Il Nastro Azzurro Design Award è stato assegnato a Roberto Botta, che si aggiudica 10.000 € con il progetto QB (QuaterBasei, nella foto in alto). Il progetto è stato selezionato secondo i criteri di aderenza al tema proposto, capacità di interpretare i valori e il prodotto di Nastro Azzurro. QuaterBasei è una scaletta a 4 gradini che una volta chiusa assume la forma di una freschissima bottiglia di Nastro Azzurro.
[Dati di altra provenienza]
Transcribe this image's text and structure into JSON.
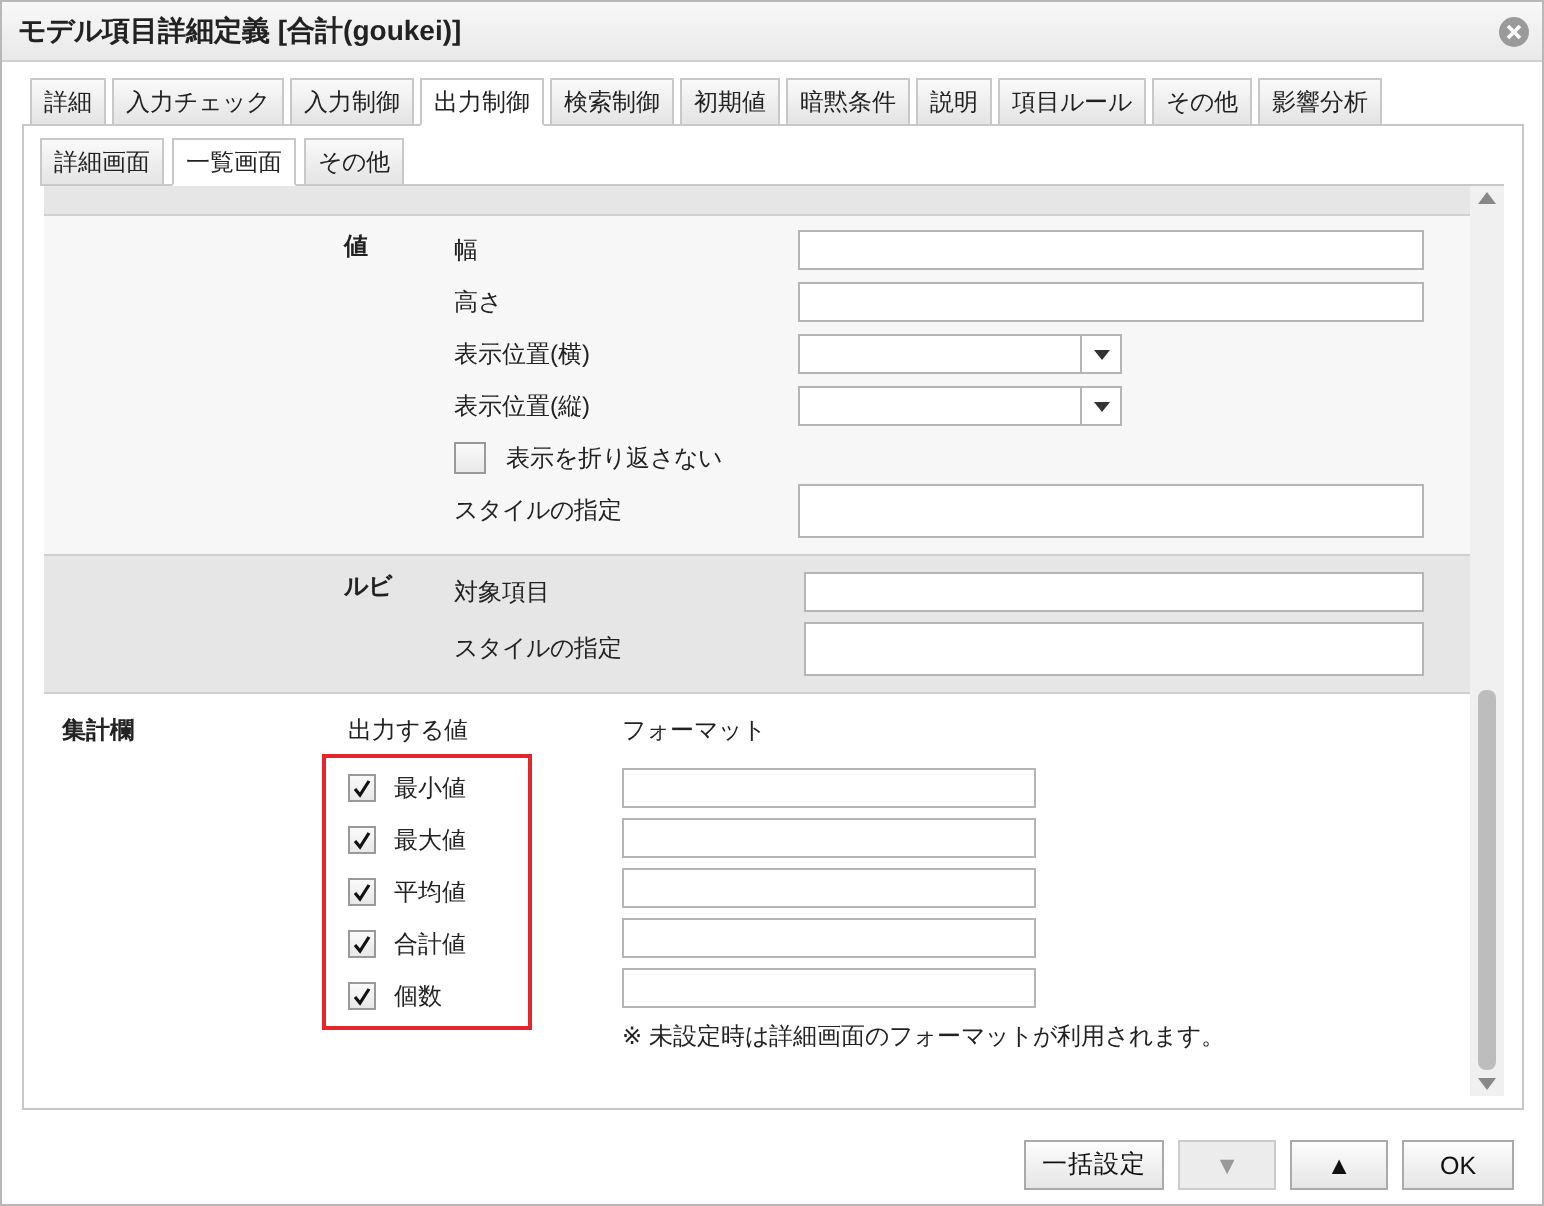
{
  "window": {
    "title": "モデル項目詳細定義 [合計(goukei)]"
  },
  "tabs": [
    {
      "label": "詳細",
      "selected": false
    },
    {
      "label": "入力チェック",
      "selected": false
    },
    {
      "label": "入力制御",
      "selected": false
    },
    {
      "label": "出力制御",
      "selected": true
    },
    {
      "label": "検索制御",
      "selected": false
    },
    {
      "label": "初期値",
      "selected": false
    },
    {
      "label": "暗黙条件",
      "selected": false
    },
    {
      "label": "説明",
      "selected": false
    },
    {
      "label": "項目ルール",
      "selected": false
    },
    {
      "label": "その他",
      "selected": false
    },
    {
      "label": "影響分析",
      "selected": false
    }
  ],
  "subtabs": [
    {
      "label": "詳細画面",
      "selected": false
    },
    {
      "label": "一覧画面",
      "selected": true
    },
    {
      "label": "その他",
      "selected": false
    }
  ],
  "sections": [
    {
      "label": "値",
      "shaded": false,
      "rows": [
        {
          "kind": "text",
          "label": "幅"
        },
        {
          "kind": "text",
          "label": "高さ"
        },
        {
          "kind": "select",
          "label": "表示位置(横)"
        },
        {
          "kind": "select",
          "label": "表示位置(縦)"
        },
        {
          "kind": "checkbox",
          "label": "表示を折り返さない",
          "checked": false
        },
        {
          "kind": "textarea",
          "label": "スタイルの指定"
        }
      ]
    },
    {
      "label": "ルビ",
      "shaded": true,
      "rows": [
        {
          "kind": "text",
          "label": "対象項目"
        },
        {
          "kind": "textarea",
          "label": "スタイルの指定"
        }
      ]
    }
  ],
  "summary": {
    "label": "集計欄",
    "value_header": "出力する値",
    "format_header": "フォーマット",
    "highlighted": true,
    "items": [
      {
        "label": "最小値",
        "checked": true
      },
      {
        "label": "最大値",
        "checked": true
      },
      {
        "label": "平均値",
        "checked": true
      },
      {
        "label": "合計値",
        "checked": true
      },
      {
        "label": "個数",
        "checked": true
      }
    ],
    "note": "※ 未設定時は詳細画面のフォーマットが利用されます。"
  },
  "buttons": [
    {
      "label": "一括設定",
      "disabled": false
    },
    {
      "label": "▼",
      "disabled": true
    },
    {
      "label": "▲",
      "disabled": false
    },
    {
      "label": "OK",
      "disabled": false
    }
  ]
}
Al progetto BeFreeze di Jean Claude Chiementin è stato assegnato il premio della Giuria di 2.500 € per la miglior innovazione tecnologica. Con BeFreeze il raffreddamento della birra avviene direttamente dal suo recipiente. Dopo 5 minuti nel freezer la bottiglia è pronta per essere estratta ed essere riempita con la birra per una bevuta glaciale.
Il premio della Giuria di 2.500 € per la miglior idea sul riutilizzo della bottiglia è stato conferito a Rafael Vinader con il progetto Ecopanchina (foto sotto), una panchina con vaso nel quale crescono spighe di malto. Protagonista è la materia prima, insieme alla semplicità estetica e all’originale sistema per infilare le bottiglie.
Tutti i 33 progetti finalisti in mostra ricreano forme improbabili ma possibili, ideate a partire dall’utilizzo della bottiglia di Nastro Azzurro da 33 cl e reinterpretati in modo creativo e inusuale. I giovani designer hanno combinato parole, oggetti e sensazioni per dare vita a una serie di nuovi oggetti destinati a stupire: da un Estintore per sete concepito per celebrare momenti di festa al Birrardino, l’evoluzione del calcio balilla in chiave Nastro Azzurro; da oggetti-moda, come la scarpa di vetro verde bottiglia con tacco 12, alla spazzola per il corpo Scrubbeer, con setole-bottiglia. E ancora strumenti musicali, sgabelli e sedute, lampade, dispenser, orologi, e persino uno stetoscopio, che ironicamente si chiama Dica 33 cl.
Curatore della mostra è Gianni Mercurio, esperto di arte americana. Insieme a lui, la Giuria che ha selezionato i vincitori è formata da Silvana Annicchiarico, Loris Cecchini, Jonny De Leonardis, Daniela Piscitelli e Camila Raznovich.